Does SA have the skills to back up water sector investment?
THE African Union-AIP Water Investment Summit 2025, held in Cape Town in August, secured USD 10 billion in investment commitments for the continent. Yet water infrastructure spend must be matched by investment in skills and professionalisation, says Dr Lester Goldman, CEO of the Water Institute of Southern Africa (WISA).
“Without the right skills, infrastructure investment becomes an exercise in futility,” he warns.
Days before the summit, President Ramaphosa opened the new System 5A Water Purification Plant at Rand Water’s Zuikerbosch Station in Vereeniging.
The plant adds 600 million litres of potable water daily – enough for 2.4 million people. But Goldman stresses that infrastructure must be supported by human capacity: leadership, management, and technical expertise, all operating in a dependency chain.
Leaders in the sector are often not water experts but depend on the technical proficiency of process controllers and engineers. Regulation 3630, gazetted in June 2023, requires that water services works be supervised by at least a Class V process controller registered with WISA and committed to continuous professional development.
However, many municipalities have resisted compliance, citing budget constraints or fear of not meeting standards.

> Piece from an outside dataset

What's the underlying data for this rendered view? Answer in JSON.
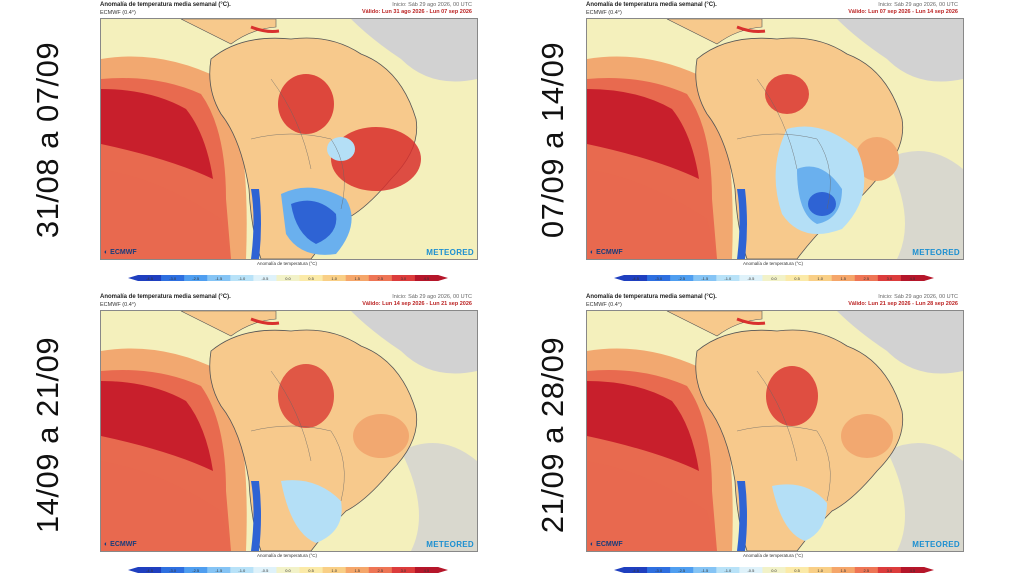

Goldman calls this short-sighted: “Maintaining skills costs less than repairing broken infrastructure. Professionalisation is a career enhancer, not
an obstacle.”
Regulation 3630 aims to boost accountability, transparency, and performance. “Water investment is welcome, but people are just as critical as pipes and plants,” Goldman concludes, urging municipalities to engage WISA to secure South Africa’s water future.